NZ Application for the 2007 Franklin Delano Roosevelt International Disability Award

Disability sector

A strong and robust partnership with the disability sector has underpinned both the development and the implementation of the New Zealand Disability Strategy. Our disability sector comprises people with disabilities, organisations formed by people with disabilities themselves, including impairment specific and sector-wide groups, families and caregivers of people with disabilities, and, disability service providers and advocates. Government works across these different interests and groups but, under the New Zealand Disability Strategy, our primary relationship is with the people with disabilities and their own organisations, and the caregivers and families of people with disabilities. In particular, this ensures that people with disabilities have a voice in their own right, one not channelled through or influenced by provider groups.
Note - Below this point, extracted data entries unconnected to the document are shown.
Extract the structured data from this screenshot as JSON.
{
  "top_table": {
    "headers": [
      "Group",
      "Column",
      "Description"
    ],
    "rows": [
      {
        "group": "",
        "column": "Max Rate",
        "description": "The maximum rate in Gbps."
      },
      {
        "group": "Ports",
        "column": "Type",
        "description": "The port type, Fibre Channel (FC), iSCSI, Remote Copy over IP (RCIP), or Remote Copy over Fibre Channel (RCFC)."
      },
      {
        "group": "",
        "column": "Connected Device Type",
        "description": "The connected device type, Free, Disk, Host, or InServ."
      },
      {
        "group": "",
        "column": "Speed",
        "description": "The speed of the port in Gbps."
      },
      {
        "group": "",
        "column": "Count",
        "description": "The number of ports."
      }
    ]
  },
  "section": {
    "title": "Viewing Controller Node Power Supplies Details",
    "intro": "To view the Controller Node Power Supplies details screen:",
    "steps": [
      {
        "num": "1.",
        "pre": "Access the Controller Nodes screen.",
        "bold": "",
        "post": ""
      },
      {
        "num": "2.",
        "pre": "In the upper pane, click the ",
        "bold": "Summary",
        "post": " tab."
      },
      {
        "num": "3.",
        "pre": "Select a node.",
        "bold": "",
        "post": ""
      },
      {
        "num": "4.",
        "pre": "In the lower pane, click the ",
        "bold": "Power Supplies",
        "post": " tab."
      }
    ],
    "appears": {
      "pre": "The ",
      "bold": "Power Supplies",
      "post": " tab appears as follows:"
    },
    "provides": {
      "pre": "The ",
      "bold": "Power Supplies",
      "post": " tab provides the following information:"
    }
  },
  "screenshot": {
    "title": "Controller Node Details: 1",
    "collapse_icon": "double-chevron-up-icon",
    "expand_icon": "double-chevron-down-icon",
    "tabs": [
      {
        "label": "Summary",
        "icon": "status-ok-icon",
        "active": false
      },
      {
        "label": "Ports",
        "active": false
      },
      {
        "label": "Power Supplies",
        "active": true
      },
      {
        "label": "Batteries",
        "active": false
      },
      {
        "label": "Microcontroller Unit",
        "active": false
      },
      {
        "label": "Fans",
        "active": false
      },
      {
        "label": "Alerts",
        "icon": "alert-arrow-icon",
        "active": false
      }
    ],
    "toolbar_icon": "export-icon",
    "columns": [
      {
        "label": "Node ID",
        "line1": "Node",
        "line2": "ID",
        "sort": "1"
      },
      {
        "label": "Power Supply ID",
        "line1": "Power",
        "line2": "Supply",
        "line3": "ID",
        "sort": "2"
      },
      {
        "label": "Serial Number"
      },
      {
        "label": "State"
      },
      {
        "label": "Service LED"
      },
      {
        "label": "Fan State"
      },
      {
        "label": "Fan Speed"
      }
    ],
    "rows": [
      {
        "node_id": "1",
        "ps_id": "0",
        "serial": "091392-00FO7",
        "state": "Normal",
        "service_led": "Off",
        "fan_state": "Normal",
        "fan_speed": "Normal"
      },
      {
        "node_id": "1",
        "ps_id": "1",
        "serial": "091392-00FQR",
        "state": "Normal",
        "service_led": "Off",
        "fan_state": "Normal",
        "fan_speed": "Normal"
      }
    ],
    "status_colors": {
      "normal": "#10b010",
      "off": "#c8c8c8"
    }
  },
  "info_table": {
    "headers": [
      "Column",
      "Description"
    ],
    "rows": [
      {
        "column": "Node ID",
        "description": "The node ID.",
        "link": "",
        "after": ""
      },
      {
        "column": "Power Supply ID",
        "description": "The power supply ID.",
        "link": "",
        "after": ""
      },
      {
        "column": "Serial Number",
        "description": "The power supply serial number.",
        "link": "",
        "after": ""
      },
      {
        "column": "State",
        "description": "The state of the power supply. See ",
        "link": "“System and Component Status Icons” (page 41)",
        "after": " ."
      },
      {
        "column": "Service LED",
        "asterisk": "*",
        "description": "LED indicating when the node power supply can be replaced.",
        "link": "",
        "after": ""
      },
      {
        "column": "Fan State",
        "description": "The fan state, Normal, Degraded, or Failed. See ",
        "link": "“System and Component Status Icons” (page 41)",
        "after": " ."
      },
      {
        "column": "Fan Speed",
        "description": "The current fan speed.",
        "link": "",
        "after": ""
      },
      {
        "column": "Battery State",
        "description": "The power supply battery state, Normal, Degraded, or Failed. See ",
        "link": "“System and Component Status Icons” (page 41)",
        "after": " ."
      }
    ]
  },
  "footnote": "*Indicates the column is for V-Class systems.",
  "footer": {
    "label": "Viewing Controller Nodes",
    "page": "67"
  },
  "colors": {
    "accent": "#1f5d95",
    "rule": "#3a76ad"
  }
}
With such strong ownership of the New Zealand Disability Strategy within the disability sector, people with disabilities play an active role in ensuring the Strategy’s implementation remains true to the vision and stated outcomes. They monitor government agencies to ensure progress continues to be made and that people with disabilities continue to be empowered to stand up for their rights, to be involved in their community, and to take charge of their own future.

Working in Partnership

“If implementing the Disability Strategy means making service providers accessible and accountable, and it means disabled people are given more opportunities to advocate for themselves, and the solutions they propose are adopted, then there will be a constructive way forward for disabled people.”

For many projects, government supports and works in partnership with the NGO disability sector. The government agency Sport and Recreation New Zealand is developing a collaborative partnership with Paralympics New Zealand, the Halberg Trust and Special Olympics NZ to promote sport and recreation opportunities for people with disabilities under its No Exceptions Strategy. The agency is also establishing a National Advisory Group comprised of people with disabilities representing a combination of impairment and sporting experience.

Even where formal partnerships don’t exist, government agencies are expected to consult people with disabilities over proposed changes likely to affect them, in line with the ‘nothing about us without us’ maxim. A recent high profile example of this was the inclusion of representatives of organisations of people with disabilities in New Zealand delegations to the United Nations Ad Hoc Committee working on the United Nations Draft Convention on the Rights of Persons with Disabilities. New Zealand actively advocated for the representation and government support of organisations of people with disabilities in the development of the draft Convention. The representatives of people with disabilities were an integral part of New Zealand’s delegation, working in partnership with government officials to progress the draft.

The history of government support has nurtured a strong and active disability community in this country, with people with disabilities taking leadership roles on the national and international stage. New Zealand has contributed two international presidents of Rehabilitation International - the first president with disabilities (John Stott), and the first woman president with disabilities (Anne Hawker). New Zealander Robert Martin, from Inclusion International, was the first person with an intellectual disability to address the United Nations. Two of New Zealand’s Human Rights Commissioners have been people with disabilities. Both, through their work, have modelled good practice and leadership by people with disabilities within the international arena.